Welcome to the 2025 Heistmas Advent Calendar, a daily drop of pop culture Christmas icons, oddities, and joy. Check back every day from now through December 25 for each daily entry!
In 1987, stop-motion animation legend Will Vinton released A Claymation Christmas Celebration into the world, and some point not too long after that, my grandmother taped it off television. That meant it found its way into the regular rotation of Christmas programming in our family, which of course means I now have several hyperfixations built around it.

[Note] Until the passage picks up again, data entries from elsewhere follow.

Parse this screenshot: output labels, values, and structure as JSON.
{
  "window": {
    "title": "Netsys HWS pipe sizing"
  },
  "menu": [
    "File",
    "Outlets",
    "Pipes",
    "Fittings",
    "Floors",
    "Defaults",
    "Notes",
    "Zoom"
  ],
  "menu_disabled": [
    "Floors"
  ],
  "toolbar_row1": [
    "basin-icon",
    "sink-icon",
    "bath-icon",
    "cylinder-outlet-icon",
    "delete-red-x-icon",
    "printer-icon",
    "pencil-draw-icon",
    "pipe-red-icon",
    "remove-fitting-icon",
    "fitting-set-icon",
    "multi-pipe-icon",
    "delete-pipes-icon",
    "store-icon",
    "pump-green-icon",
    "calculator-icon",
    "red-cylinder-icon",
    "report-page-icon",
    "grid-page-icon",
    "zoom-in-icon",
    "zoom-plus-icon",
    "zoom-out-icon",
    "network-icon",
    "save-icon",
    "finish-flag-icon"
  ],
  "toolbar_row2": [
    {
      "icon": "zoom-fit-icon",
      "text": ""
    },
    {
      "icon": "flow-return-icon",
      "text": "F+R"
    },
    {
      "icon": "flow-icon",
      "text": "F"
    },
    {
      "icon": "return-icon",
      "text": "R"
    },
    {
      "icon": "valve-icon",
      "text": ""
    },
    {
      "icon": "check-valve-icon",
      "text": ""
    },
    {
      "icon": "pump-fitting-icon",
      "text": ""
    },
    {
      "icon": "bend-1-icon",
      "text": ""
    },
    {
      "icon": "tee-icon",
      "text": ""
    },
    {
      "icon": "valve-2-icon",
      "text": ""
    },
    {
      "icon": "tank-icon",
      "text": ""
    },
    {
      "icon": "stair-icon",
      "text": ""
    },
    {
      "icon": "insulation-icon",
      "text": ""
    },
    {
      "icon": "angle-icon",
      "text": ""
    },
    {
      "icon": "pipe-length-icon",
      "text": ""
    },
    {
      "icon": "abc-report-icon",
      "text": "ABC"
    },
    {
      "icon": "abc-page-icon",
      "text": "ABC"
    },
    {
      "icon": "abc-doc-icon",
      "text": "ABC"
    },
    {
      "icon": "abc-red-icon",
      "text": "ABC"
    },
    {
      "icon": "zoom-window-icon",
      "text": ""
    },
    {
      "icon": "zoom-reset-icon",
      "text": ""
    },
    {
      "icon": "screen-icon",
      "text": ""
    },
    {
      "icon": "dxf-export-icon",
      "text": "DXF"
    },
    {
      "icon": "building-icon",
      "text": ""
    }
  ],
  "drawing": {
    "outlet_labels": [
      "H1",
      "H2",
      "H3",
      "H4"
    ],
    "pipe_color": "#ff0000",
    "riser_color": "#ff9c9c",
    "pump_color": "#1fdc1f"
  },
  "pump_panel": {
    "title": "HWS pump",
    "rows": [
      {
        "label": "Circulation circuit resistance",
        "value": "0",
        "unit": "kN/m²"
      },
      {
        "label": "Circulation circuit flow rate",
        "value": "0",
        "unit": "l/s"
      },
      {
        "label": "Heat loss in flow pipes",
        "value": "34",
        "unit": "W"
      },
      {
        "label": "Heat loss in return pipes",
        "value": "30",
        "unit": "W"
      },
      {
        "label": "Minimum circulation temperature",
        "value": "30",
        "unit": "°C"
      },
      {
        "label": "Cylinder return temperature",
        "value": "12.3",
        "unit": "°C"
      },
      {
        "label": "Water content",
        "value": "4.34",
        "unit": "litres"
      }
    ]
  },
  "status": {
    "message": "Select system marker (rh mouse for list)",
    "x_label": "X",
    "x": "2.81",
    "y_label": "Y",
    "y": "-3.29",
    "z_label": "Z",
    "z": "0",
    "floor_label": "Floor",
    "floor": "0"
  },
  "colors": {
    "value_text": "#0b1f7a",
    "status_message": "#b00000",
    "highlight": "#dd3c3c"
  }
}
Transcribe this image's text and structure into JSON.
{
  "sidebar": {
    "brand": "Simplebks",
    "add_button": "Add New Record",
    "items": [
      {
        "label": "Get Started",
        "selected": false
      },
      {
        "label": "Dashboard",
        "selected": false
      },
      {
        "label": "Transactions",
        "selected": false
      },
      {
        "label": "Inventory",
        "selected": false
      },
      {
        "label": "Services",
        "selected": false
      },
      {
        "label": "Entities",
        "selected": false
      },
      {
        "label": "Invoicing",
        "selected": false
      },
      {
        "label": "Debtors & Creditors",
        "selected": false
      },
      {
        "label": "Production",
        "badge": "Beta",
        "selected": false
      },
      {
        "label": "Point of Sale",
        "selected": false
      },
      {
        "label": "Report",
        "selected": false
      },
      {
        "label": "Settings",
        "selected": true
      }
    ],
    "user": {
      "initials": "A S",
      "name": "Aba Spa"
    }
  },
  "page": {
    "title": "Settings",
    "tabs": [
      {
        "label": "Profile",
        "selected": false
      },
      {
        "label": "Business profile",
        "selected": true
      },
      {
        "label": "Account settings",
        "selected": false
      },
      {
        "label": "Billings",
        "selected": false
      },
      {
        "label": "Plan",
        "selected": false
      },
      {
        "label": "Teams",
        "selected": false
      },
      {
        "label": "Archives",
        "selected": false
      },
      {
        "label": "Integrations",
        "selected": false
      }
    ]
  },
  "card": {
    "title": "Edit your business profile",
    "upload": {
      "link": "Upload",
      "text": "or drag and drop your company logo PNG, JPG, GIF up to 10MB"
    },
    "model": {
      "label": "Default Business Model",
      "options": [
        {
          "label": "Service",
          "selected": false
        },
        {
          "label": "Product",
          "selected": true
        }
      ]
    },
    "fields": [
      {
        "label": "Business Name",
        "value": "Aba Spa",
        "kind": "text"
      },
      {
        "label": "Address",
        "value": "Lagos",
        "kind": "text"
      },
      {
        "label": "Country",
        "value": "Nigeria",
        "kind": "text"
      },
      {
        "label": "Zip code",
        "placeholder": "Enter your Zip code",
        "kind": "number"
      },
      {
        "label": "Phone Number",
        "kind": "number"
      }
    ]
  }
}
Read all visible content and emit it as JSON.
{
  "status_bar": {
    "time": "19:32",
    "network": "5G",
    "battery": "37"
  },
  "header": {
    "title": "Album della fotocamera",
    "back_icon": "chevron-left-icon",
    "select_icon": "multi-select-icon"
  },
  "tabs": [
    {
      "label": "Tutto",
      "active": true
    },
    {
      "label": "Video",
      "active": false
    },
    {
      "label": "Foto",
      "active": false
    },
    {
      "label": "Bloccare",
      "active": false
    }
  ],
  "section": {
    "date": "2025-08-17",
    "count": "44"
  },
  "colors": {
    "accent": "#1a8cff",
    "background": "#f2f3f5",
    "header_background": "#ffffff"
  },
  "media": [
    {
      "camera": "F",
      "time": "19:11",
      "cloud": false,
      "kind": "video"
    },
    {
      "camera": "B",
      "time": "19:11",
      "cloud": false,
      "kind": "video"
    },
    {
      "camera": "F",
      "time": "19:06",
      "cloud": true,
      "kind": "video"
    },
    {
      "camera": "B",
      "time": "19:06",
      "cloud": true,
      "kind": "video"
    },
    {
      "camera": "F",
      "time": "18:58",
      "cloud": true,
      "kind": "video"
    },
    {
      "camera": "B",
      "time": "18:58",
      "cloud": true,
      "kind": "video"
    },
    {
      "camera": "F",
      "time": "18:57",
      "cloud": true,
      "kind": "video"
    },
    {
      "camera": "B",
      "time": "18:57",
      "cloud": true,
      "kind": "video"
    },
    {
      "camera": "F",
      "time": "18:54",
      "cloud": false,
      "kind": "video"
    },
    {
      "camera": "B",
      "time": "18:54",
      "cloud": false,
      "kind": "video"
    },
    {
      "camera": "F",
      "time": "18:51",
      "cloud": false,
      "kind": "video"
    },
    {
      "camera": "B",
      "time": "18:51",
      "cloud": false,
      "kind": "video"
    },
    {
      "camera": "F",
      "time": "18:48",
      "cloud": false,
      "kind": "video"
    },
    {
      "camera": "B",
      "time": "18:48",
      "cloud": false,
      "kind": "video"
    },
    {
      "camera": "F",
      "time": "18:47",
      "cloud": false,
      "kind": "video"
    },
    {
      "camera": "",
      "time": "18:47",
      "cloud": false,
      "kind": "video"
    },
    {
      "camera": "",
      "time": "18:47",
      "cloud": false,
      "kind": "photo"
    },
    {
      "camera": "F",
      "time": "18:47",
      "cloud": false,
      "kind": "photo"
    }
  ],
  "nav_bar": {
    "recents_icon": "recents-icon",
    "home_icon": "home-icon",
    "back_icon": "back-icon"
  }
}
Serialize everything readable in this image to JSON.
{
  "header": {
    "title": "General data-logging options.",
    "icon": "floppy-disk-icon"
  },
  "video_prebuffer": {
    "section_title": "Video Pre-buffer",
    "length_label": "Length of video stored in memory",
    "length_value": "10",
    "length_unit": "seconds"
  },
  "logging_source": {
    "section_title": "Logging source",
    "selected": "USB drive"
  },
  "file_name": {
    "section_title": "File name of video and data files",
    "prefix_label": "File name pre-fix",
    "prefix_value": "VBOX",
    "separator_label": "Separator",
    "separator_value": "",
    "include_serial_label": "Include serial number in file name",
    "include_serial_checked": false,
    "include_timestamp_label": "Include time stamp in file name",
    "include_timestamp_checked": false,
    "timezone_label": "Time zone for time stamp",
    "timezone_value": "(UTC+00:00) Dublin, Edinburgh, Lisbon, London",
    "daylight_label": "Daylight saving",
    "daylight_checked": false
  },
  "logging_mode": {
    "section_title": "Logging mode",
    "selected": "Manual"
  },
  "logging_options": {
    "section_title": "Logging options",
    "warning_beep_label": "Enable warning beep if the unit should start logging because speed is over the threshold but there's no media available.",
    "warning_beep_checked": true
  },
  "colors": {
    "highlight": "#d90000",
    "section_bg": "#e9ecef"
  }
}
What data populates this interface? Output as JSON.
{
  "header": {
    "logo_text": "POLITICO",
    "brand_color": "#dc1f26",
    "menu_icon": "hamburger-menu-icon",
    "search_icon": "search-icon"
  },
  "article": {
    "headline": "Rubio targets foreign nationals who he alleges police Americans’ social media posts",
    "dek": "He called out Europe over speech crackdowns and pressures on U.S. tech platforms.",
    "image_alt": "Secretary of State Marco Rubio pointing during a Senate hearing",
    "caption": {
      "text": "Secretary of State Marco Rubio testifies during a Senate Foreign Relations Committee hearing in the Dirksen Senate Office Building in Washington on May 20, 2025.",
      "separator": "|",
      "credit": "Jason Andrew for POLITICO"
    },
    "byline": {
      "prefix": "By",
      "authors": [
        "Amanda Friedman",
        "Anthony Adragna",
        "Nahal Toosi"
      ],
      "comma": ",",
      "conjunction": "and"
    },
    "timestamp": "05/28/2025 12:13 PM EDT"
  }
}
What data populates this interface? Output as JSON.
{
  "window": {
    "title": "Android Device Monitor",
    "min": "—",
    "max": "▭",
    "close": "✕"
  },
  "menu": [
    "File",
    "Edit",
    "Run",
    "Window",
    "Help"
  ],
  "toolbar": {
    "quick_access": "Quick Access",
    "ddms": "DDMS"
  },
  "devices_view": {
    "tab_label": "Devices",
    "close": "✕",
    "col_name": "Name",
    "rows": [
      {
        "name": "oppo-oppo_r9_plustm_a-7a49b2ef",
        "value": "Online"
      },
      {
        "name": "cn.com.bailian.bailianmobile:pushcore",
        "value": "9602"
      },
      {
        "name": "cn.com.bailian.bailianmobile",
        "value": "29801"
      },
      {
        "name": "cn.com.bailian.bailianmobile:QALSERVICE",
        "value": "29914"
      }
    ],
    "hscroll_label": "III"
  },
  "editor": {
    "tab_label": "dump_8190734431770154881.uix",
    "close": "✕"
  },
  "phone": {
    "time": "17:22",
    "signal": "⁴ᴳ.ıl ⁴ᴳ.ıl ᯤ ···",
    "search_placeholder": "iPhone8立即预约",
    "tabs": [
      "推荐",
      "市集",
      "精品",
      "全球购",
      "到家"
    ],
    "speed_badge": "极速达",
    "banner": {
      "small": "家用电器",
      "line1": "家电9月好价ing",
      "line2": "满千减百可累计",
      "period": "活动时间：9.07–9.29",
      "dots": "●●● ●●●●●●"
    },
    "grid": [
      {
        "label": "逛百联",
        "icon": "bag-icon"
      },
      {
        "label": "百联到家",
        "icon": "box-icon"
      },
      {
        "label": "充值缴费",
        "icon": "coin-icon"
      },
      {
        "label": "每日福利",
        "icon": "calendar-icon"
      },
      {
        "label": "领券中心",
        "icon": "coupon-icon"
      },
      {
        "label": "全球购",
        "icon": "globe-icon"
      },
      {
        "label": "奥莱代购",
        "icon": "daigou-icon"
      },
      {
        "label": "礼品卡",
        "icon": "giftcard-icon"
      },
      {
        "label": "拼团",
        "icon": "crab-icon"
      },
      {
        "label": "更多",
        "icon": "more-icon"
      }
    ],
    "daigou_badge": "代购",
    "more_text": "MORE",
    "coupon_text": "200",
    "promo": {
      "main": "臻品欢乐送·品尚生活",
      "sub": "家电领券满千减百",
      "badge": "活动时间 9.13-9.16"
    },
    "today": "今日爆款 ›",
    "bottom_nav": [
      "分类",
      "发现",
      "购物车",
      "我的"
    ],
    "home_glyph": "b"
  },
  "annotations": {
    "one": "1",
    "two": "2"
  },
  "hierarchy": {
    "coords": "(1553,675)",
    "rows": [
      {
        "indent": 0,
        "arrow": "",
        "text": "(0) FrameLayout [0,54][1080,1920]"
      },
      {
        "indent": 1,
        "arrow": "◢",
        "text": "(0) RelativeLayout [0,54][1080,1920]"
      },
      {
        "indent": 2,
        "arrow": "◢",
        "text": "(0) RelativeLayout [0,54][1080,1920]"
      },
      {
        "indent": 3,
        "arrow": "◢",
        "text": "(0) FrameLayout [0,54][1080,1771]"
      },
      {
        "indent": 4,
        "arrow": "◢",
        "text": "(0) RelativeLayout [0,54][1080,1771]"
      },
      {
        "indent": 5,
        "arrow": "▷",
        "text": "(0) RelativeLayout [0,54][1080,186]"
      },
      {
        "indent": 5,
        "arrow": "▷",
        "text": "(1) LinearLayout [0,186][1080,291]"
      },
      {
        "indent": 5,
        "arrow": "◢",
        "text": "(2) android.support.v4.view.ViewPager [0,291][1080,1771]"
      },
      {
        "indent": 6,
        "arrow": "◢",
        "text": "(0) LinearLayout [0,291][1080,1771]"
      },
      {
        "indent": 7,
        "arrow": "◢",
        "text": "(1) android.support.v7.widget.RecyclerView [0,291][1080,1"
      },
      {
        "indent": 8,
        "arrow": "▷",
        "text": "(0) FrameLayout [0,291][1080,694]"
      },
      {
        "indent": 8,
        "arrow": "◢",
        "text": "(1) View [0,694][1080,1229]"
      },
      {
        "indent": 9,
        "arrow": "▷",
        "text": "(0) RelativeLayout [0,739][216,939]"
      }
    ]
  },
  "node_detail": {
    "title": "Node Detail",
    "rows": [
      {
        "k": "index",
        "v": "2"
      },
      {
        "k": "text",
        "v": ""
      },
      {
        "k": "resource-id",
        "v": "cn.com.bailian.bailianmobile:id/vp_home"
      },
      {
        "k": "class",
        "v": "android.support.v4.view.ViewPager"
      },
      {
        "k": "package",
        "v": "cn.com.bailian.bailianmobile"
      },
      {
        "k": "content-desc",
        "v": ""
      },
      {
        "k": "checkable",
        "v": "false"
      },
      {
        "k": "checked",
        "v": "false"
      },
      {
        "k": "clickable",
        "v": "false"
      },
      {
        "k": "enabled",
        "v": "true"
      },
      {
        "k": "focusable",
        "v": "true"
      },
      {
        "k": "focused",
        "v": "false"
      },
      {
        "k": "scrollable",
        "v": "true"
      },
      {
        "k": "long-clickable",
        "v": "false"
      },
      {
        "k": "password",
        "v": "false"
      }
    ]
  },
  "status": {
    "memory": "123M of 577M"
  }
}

For those who might not know: Claymation Christmas is an anthology TV special featuring several unrelated Christmas musical segments, all hosted by a pair of bickering dinosaurs, all done in Vinton's signature "Claymation" style, which is exactly what it sounds like. Everyone's who seen the special remembers their favorite segments -- mine was "We Three Kings," featuring doo-wop-singing camels wearing tennis shoes -- but if there's one section of this show that's endured above the others, it's, of course, the one featuring singing raisins.
They haven't been around in a long time, but if you were a kid watching TV in the late 1980s and early 1990s you absolutely could not escape that California Raisins. Created by an ad firm with the support of the California Raisin Advisory Board (lots of party people at the California Raisin Advisory Board), they debuted in 1986 as, basically, a Motown group made up of singing raisins. By '87, they were everywhere, so naturally they made their way into this special for a rendition of "Rudolph the Red-Nosed Reindeer" that is, sincerely, good as hell.
The 1980s were an incredible time for random licensing agreements that inserted just about any fictional character into children's television. We had a Rambo cartoon and a RoboCop cartoon, for crying out loud. But there's just something especially delightful to me about fictional spokesmen for, of all things, raisins, popping up in this Christmas special for kids and absolutely crushing it. These little stop-motion avatars of Capitalism brought the house down with their "Rudolph," and it's one of those weird combinations of '80s pop culture stuff that we'll probably never see again.